What is the "minimum balance?"

If you hear someone refer to the “minimum balance," they might actually be referring to the minimum payment. There is another similar term you should know, though: Your "closing balance." The closing balance on your bill is how much money you owe when the credit card company issued your statement. You should try to pay that amount each month, since that means you are paying your card in full and avoiding interest charges.

12

What is the "credit limit?"

The credit limit is the maximum amount you are permitted to charge on the card in total. If you go past this amount, your purchase may be declined or you may be charged an over-the-limit fee. Like the APR, your credit limit will depend on your credit score.

Student cards, secured credit cards, and retail cards—which are all relatively easy to obtain if you meet specific criteria—may start with a credit limit of $500 or less. On a secured card, your credit limit is equal to your security deposit. Regardless of your credit limit, you do need to keep spending in check.

13

What rewards can I earn?

Most credit cards for first-time applicants don't offer rewards, but it's good to explore these possibilities as your credit score improves.

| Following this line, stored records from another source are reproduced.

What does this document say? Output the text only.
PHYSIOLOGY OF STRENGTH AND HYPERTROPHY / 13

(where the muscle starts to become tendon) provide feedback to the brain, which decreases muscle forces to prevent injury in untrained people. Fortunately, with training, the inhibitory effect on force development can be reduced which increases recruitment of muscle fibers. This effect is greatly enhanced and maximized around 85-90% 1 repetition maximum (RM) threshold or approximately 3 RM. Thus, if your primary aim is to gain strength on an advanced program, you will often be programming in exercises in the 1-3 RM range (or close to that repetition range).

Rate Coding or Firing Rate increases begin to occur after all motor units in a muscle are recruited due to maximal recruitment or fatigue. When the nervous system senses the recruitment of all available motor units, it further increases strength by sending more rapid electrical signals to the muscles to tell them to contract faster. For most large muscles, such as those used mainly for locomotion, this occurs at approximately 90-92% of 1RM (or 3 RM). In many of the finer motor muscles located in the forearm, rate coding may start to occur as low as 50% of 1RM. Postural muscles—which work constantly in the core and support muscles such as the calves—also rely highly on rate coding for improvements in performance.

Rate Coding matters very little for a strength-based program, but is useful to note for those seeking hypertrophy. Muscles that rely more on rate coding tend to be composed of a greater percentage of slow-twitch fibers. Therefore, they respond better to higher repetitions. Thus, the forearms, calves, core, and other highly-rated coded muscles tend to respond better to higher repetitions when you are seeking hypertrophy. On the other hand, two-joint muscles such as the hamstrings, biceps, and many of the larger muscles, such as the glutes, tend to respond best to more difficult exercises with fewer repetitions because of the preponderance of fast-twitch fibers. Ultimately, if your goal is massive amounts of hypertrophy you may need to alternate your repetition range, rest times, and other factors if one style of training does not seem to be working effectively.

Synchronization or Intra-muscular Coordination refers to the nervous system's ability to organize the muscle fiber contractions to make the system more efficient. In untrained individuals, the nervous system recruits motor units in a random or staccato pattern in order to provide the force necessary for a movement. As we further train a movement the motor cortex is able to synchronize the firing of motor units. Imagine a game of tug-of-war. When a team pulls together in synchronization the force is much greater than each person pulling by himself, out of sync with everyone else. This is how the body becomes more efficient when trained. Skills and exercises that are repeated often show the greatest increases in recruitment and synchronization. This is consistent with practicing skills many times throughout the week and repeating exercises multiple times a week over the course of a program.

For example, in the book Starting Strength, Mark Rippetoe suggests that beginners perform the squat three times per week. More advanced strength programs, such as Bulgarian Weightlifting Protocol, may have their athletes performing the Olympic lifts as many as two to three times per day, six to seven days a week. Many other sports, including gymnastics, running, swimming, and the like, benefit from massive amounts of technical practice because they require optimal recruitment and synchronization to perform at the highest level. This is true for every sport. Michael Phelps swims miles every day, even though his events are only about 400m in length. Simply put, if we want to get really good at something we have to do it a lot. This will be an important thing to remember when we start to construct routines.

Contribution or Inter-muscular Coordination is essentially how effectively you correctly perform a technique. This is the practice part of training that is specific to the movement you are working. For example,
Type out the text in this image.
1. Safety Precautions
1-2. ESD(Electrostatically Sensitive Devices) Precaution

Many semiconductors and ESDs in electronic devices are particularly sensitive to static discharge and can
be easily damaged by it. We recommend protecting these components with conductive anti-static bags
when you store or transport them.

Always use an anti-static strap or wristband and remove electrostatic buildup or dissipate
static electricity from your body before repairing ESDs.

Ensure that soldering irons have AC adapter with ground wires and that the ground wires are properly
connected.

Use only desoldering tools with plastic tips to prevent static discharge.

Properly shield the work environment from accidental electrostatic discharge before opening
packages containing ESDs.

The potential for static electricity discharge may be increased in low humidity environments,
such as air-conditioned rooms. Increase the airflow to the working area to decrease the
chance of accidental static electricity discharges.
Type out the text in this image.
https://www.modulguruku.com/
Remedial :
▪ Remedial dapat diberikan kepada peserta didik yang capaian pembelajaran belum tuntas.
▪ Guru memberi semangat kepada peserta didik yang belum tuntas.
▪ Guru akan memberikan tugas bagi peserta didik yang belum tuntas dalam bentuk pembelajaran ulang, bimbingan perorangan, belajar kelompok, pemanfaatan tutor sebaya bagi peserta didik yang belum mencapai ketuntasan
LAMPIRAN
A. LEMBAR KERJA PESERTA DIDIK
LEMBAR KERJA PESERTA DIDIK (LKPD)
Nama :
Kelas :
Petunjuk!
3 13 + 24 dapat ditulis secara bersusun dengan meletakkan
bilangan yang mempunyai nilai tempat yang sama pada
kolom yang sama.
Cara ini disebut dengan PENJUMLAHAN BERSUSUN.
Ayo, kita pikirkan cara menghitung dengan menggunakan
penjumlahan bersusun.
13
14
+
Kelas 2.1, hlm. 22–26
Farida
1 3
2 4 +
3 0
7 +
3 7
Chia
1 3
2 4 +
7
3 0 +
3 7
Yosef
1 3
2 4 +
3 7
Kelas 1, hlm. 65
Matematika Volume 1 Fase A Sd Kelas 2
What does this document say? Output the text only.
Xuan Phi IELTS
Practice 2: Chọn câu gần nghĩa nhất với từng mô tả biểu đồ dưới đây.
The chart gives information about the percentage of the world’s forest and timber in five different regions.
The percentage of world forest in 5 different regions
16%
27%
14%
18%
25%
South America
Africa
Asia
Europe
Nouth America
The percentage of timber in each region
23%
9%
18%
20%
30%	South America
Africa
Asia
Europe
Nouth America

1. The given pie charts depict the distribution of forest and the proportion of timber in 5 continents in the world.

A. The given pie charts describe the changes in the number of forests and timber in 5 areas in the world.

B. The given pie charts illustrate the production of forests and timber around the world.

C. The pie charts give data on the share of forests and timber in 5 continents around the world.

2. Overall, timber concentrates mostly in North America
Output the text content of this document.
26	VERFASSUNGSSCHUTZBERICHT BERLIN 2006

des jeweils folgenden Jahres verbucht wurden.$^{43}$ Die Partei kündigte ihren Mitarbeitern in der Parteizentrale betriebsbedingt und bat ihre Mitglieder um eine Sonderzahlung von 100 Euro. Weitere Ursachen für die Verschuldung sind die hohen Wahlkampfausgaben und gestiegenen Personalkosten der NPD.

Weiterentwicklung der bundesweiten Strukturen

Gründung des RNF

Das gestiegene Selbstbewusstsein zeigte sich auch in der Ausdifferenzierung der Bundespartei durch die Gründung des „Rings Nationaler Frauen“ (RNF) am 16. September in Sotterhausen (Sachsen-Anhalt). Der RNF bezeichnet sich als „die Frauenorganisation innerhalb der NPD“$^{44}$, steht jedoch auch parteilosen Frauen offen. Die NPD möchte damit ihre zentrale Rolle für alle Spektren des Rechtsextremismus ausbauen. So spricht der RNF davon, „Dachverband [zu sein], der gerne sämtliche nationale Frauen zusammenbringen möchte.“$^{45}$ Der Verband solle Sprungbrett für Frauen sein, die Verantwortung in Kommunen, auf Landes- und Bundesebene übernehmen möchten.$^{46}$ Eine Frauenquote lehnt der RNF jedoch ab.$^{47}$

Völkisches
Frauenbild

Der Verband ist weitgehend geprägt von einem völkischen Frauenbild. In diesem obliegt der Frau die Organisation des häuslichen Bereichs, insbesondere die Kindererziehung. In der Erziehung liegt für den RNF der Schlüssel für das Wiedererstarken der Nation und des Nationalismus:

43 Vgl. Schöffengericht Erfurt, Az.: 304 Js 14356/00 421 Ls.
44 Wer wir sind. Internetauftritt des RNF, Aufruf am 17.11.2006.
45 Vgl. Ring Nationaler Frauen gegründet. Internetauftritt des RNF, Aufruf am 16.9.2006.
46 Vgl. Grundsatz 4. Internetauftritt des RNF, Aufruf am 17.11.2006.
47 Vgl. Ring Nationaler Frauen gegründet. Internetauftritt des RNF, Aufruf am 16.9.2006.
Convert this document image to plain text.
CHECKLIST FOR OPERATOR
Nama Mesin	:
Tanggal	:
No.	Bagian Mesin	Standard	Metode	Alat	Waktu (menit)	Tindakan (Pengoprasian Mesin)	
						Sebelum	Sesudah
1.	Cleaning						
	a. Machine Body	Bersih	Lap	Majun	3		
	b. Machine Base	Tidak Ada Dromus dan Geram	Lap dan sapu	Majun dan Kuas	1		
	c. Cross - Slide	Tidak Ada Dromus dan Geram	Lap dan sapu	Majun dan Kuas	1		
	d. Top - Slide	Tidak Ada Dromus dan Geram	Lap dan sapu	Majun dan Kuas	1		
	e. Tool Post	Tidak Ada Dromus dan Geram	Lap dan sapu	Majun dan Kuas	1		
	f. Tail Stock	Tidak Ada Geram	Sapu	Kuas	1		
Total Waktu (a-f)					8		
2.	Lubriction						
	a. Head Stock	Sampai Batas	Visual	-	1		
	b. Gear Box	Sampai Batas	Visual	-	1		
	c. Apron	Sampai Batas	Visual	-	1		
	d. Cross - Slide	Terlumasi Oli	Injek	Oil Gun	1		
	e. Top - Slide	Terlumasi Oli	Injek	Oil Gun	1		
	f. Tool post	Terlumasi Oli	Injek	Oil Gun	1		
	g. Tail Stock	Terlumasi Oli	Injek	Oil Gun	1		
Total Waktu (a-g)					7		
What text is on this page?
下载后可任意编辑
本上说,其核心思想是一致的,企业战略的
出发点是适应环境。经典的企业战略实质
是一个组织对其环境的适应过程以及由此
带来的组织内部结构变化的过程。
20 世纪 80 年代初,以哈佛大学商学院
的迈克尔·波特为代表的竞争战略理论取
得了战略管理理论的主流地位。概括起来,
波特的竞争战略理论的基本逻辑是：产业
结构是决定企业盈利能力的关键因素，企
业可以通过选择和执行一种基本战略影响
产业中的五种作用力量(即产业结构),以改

Retail store credit cards, however, may offer discounts or rewards points for that store, and are often a good option for consumers with no credit history. Store credit cards may not help in an emergency if you need access to cash for surprise expenses, however. But if you're unsure about your ability to manage credit, they are a good stepping stone to learn self-restraint and good credit management.

14

Can I use credit responsibly?

Before you take the important first step of considering any credit card, it's important to judge yourself. Consider using this handy checklist:

  • Do you have the discipline required to manage a credit card?
  • Are you a shopper?
  • Do you like to spend?

If you answered yes to the above, you may want to get a secured credit card, since then you know you can't charge more than your deposit. If you decide you do have the discipline to use a credit card responsibly, be sure to charge no more than you can pay off in full at the end of each month, and do so on time. If you aren't sure, you may want to consider finding a budget app to help establish a budget—and then stick to it. Several options exist as an easy way to track your spending as soon as you make a purchase and include end-of-month reports that show you where your money went.

Types of Budgeting Systems Used by Millennials

The bottom line is, if you look at your budget and anticipate you can't pay off your balances each month, you shouldn't get a credit card. Period. After all, credit is important, but you have to know how to manage it. And one of the worst habits you can get into is not paying your bill on time.

The first step to managing credit is knowing how to choose the best credit card for you after you understand the ins and outs of responsible credit card usage. So congrats—if you made it this far, you're just about there! Go get a copy of your credit report, consider your spending habits and follow our first credit card advice to start building your credit score and you'll reap the rewards of excellent credit before long.

After you've asked yourself these 14 questions, you're better-equipped for the responsibility of a credit card.